Figure 6.

Blue Light–Dependent Phosphorylation and Degradation of CRY2-GR Occur in the Nucleus.

(A) Autoradiograph showing CRY2-GR was phosphorylated only in the presence of Dex. CRY2-GR/cry1 cry2 seedlings were grown on MS medium with (+Dex) or without (−Dex) Dex, preincubated with ³²P for 2 h, and exposed to blue light (18 μmol m⁻² s⁻¹) for 15 min. CRY2 was isolated by IP, fractionated, and blotted. After autoradiography (left), the blot was probed with anti-CRY2 antibody (right) to show the level of CRY2. Arrowhead indicates phosphorylated CRY2-GR.
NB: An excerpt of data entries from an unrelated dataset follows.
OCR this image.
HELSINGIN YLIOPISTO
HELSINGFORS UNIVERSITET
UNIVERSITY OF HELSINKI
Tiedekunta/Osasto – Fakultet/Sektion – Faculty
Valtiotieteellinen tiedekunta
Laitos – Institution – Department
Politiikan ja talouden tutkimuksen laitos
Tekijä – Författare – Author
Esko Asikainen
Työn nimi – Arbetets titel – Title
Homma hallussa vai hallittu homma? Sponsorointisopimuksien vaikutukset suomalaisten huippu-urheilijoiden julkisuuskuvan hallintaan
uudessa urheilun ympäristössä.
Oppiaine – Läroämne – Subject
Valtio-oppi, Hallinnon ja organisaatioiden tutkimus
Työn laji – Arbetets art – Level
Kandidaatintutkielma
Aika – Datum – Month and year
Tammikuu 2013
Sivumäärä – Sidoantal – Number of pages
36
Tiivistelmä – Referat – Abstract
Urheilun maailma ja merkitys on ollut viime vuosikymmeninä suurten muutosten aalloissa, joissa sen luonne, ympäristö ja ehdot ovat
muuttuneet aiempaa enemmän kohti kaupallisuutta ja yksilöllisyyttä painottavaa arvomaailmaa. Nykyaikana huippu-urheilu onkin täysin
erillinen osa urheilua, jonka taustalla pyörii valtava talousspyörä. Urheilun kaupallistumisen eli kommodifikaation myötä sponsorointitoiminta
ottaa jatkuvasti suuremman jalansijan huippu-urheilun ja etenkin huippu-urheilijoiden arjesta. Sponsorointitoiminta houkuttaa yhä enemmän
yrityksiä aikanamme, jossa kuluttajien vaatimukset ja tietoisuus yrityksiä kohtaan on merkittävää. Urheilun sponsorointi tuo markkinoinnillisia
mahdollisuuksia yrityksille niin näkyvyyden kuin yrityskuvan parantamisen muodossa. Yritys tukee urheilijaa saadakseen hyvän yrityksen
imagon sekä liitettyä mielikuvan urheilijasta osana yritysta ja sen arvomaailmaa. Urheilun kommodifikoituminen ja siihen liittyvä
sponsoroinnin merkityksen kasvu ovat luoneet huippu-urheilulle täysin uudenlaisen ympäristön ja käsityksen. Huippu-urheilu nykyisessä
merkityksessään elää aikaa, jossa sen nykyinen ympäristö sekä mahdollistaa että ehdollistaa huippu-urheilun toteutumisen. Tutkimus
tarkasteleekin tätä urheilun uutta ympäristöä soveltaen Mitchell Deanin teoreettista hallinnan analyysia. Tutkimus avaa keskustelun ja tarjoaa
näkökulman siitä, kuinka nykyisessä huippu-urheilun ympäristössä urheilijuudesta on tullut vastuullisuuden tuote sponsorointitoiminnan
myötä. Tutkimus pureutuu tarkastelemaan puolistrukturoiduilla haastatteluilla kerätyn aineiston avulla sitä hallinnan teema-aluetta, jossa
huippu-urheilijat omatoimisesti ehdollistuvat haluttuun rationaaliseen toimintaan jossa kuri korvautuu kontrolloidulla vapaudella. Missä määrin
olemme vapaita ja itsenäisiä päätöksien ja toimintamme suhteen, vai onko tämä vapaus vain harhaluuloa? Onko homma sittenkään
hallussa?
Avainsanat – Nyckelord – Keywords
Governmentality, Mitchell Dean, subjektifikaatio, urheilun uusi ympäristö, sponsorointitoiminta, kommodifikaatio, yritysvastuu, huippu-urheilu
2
(B) and (C) Immunoblots showing that CRY2-GR underwent blue light–dependent degradation only in the presence of Dex. Five-day-old etiolated CRY2-GR/cry1 cry2 seedlings were treated with Dex (B) or mock solution (C) for 2 h and then exposed to blue light (15 μmol m⁻² s⁻¹) for the durations indicated. Protein extracts were fractioned by 10% SDS-PAGE gels, and the immunoblots were probed using anti-CRY2 and then anti-vPPase antibodies. CRY2-GR and CRY2-GR-Pi indicate unphosphorylated or phosphorylated CRY2-GR, respectively, N1 indicates the position of a band nonspecifically recognized by the anti-CRY2 antibody, and the asterisk indicates endogenous CRY2.

(D) The CRY2-GR signals were digitized and calculated as described (see Methods) and presented as the percentage of CRY2-GR^B (level of CRY2-GR after blue light treatment)/CRY2-GR^D (level of CRY2-GR before blue light treatment).